Non, le stress ne vient pas de là. Dans mon travail, le stress vient quand je ne suis pas sur de ma pièce. Je suis assez objectif sur ce que je fais, alors je vois tout de suite ce qui ne fonctionne pas. Par exemple, pour Le cercle des Illusionnistes, j’étais beaucoup plus stressé que pour Edmond. Quand je lisais le texte, je ne le trouvais pas bon, je trouvais que quelque chose n’allait pas. Finalement, il a beaucoup été changé au cours des répétitions, et c’est vraiment à la générale que j’ai pu souffler. Là pour Edmond, je suis plus confiant, le texte est plus solide.

Quand j’ai assisté aussi bien au Porteur d’histoire qu’au Cercle des Illusionnistes, j’ai eu la sensation d’être une petite fille à qui on raconte une histoire, des étoiles pleins les yeux. Est-ce que tu étais le genre de petit garçon à l’école qui passait son temps à écrire, raconter des histoires ? 

Non et justement ! Je pense que j’ai toujours eu des choses à dire et qu’on ne m’écoutait pas beaucoup. J’ai grandi dans une famille où il faut s’imposer pour parler et certains gamins étaient beaucoup plus drôles que moi… Donc non, je n’étais pas le petit rigolo, je n’étais pas celui qui faisait marrer la bande. Et vu que personne dans mon entourage ne me disait que ce que j’écrivais était particulièrement bien, je n’y croyais pas trop. Je ne pensais pas que l’écriture puisse devenir autre chose qu’un hobbie, même si ado déjà j’écrivais des petits romans, des scénarios, pour le plaisir. Quand Le Porteur d’histoire a commencé à fonctionner, ça a été une surprise et un bonheur. J’ai compris que je pouvais avoir une place, qu’elle était légitime et que certaines personnes peuvent être intéressées par ce que j’avais à raconter.

Ce côté fait d'illusions, de mystères, d’intrigues et de féérie qu’on retrouvait dans les pièces précédentes, le retrouve-t-on également dans Edmond ?

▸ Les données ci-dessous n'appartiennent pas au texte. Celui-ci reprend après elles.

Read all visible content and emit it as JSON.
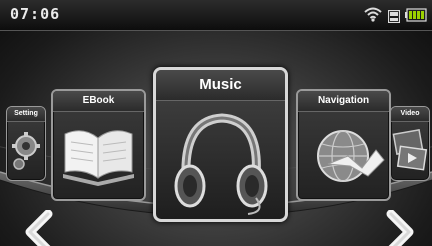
{
  "status_bar": {
    "time": "07:06",
    "icons": [
      "wifi-icon",
      "storage-icon",
      "battery-icon"
    ]
  },
  "menu": {
    "items": [
      {
        "label": "Setting",
        "icon": "setting-icon"
      },
      {
        "label": "EBook",
        "icon": "open-book-icon"
      },
      {
        "label": "Music",
        "icon": "headphones-icon",
        "selected": true
      },
      {
        "label": "Navigation",
        "icon": "globe-arrow-icon"
      },
      {
        "label": "Video",
        "icon": "video-icon"
      }
    ]
  },
  "navigation": {
    "prev_icon": "chevron-left-icon",
    "next_icon": "chevron-right-icon"
  },
  "colors": {
    "background": "#3a3a3a",
    "card_border_selected": "#d8d8d8",
    "text": "#ffffff"
  }
}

C'est différent. Les deux précédentes étaient marquées par une écriture éclatée et différentes époques qui s’entre-mêlent. Tout ça, ce sont des choses qu’on a peu l’habitude de voir, où alors chez Simon McBurney et ses narrations éclatées, chez Wajdi Mouawad et son écriture très « épopée » où beaucoup de choses se passent dans le passé, les torsions d’espace temps empruntées au cinéma, chez Iñárritu notamment. Ajoutez à ça une logique de théâtre privé avec un spectacle qui dure 1h30 et des "cut" entre chaque scène comme au cinéma (pas de décor unique, par exemple) et pas de baisse de rythme, pour éviter l’ennui. Tout ça, ça sera évidemment dans Edmond puisque c’est ma manière à moi de raconter quelque chose. Cependant, ce n’est pas une pièce aux époques éclatées, c’est plus traditionnel, en costume, en 1897…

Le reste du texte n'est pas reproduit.